[quote=Hatfield][quote=AN]What gap are you referring to?[/quote]
The dominant mobile platforms are ARM based. It’s going to take an awful lot to induce a handset maker to retool all the h/w & s/w to switch to an x86 architecture. Why would they expend all those resources only to achieve BOM parity and something allegedly “approaching” battery life parity? It’s a huge, expensive risk with not much payoff.[/quote]The OEM would disagree with you. Just look at the 46M tablets Intel was able to get their chip into in 2014.

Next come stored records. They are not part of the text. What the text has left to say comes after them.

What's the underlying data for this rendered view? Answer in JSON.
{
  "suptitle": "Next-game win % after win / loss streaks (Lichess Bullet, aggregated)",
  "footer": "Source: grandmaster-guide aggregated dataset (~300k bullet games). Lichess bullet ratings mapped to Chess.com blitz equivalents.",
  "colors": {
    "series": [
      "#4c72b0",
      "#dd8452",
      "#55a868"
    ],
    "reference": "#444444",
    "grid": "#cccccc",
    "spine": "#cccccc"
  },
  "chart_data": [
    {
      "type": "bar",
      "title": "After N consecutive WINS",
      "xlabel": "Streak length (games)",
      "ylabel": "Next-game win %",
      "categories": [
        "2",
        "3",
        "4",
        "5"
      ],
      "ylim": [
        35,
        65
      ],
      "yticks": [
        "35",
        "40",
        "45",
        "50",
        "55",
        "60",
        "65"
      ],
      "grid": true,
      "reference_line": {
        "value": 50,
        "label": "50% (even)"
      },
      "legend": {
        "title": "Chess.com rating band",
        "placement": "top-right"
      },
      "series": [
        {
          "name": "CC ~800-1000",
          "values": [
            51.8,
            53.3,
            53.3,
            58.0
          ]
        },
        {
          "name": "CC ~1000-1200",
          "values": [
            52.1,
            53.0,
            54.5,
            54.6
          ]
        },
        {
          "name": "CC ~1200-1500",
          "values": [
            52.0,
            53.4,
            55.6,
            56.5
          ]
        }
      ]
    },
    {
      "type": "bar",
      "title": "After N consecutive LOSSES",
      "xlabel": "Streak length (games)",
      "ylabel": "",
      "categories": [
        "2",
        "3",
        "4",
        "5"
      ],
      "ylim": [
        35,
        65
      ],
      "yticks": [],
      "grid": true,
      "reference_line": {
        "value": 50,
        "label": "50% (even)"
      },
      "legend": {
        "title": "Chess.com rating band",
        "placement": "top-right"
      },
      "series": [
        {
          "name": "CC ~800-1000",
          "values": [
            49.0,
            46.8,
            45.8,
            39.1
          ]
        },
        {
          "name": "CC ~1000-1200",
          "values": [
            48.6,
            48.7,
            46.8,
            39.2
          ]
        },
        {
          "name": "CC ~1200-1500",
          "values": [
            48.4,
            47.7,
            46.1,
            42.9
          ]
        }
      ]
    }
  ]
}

You’re right, ARM is the current king of the hill. My point is, not about today, but about 1-2 years from now. I’m predicting a change of guard as Intel push their way into the mobile market. You’re also discounting volume discount. If OEM can buy the same chip to put in their Android tablets, phones, Windows tablets, Windows 2-in-1, Windows laptop, Windows Phone. That’s a huge proposition. Then there’s the engineering cost of designing two separate tablets (androids and windows) for the same form factor. It would save them money if they can share the hardware r&d cost. Also, I don’t think you understand that most if not all mobile devices made today are made by ODM, not OEM. So, I don’t foresee OEM spending much more to make an INTC base device vs a QCOM device, assume the BOM cost are at parity. Then there’s also the fact that OEM don’t want to beholden to one chip vendor. That fact alone would be enough incentive for OEM to have both.